02/18/2009
DVD:: 0 comments: by Amanda Rush
The half-decent yet ultimately failed show comes to DVD.
Since the days of Bram Stoker, we’ve all known the story – in the night, they lurk. They look for prey. They thirst in a way that only centuries old creatures can.
Not quite.
These vampires may lurk, but sometimes it’s done in the daylight. As for thirst – well, the man who works in the morgue hooks them up. And these vamps have laws. Enter Mick St. John, turned in the 50’s and now a private eye with a fondness for the mortal coil. He mourns his humanity, stolen from him by his new bride on their wedding night. There’s no doubt that Coraline was a monster – she even abducted a little girl, Lestat style, to make a happy family. Mick not only refused, he torched Coraline and left her to burn to a crisp while he valiantly rescued little Beth.

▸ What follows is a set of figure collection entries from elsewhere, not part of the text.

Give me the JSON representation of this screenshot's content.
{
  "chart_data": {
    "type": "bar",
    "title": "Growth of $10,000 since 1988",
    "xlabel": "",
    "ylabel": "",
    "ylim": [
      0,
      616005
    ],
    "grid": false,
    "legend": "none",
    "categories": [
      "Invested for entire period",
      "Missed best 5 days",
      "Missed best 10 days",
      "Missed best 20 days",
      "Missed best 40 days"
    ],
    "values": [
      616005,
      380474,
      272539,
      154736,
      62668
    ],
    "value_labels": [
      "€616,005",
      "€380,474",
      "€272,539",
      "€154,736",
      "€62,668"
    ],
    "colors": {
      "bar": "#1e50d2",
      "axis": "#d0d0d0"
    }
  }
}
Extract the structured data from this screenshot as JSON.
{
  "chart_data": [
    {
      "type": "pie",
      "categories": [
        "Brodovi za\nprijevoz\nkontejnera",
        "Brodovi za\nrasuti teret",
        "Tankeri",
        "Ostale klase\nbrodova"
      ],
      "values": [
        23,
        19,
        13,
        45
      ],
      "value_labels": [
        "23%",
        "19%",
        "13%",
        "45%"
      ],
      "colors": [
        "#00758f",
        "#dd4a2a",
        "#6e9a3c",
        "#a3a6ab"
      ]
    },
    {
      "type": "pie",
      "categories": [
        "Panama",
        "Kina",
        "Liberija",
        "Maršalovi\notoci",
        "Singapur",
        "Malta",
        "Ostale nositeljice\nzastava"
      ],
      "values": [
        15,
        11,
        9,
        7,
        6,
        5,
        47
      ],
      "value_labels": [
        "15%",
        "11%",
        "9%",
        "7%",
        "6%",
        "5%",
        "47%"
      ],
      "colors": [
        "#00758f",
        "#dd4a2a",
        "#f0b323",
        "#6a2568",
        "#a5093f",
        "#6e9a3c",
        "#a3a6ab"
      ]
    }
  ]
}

Which brings us to today. Beth (Sophia Myles) is full grown, beautiful and brazen, a reporter for Buzz Wire, an internet news source. Through the course of an investigation, Beth and Mick come face to face. Mick, who has kept an eye on Beth all these years, is taken with Beth’s vivacity – Beth was drawn in by a feeling of familiarity, a connection.
And so the show goes: the two team up to solve mystery after mystery, drawn to each other but kept apart. Beth has a boyfriend, a district attorney. And though he serves a purpose insofar as the plot goes, the information casually shared between him and and his reporter girlfriend is so patently ridiculous that I find the concept of vampires more plausible than what can only be described as unethical prosecutorial behavior.
Not to mention Mick is a vampire. The duo make it work, though. Time and time again, she proves that his life deficiency doesn’t bother her (too much) and he lets her into his life, bit by bit. Of course, all of the hot sexual tension is aided by the action, the crime fighting, and the near death experiences.
This isn’t Sophia Myles’s first foray into the supernatural – she played a vamp in Underworld and Madame du Pompador in the Doctor Who episode “The Girl in the Fireplace” (she also shacked up with the Doctor in her private time, the lucky strumpet). Alex O’Loughlin, however, is mostly known for the fact that he lost out the role of Bond to Daniel Craig. There are frequent moments in the show when the only way to describe the Australian O’Loughlin is just (for lack of a better word) dreamy. Aside from the main two, there are a few actors in the show that I always enjoy seeing work, if only for a few episodes of a failed television show. Kevin Weisman, who has been seen in J.J. Abrams projects like Alias and Felicity. Jason Dohring, who was the very moody Logan Echolls in Veronica Mars (and in Moonlight Dohring’s character donates to Hearst College, which is the very same college that Echolls attended in Veronica Mars). Lastly, there’s Shannyn Sossamon (A Knight’s Tale, Dirt) who has a kind of eerie beauty.
So what’s the verdict? The networks obviously didn’t have much faith in the show, canceling it after only sixteen episodes. Though the show didn’t have time to find closure for the universe, there is a kind of closure for the characters. If you’re looking for bonus features, you’ll be highly disappointed. But then again, I guess fans should be content with the fact that this show made it to DVD at all.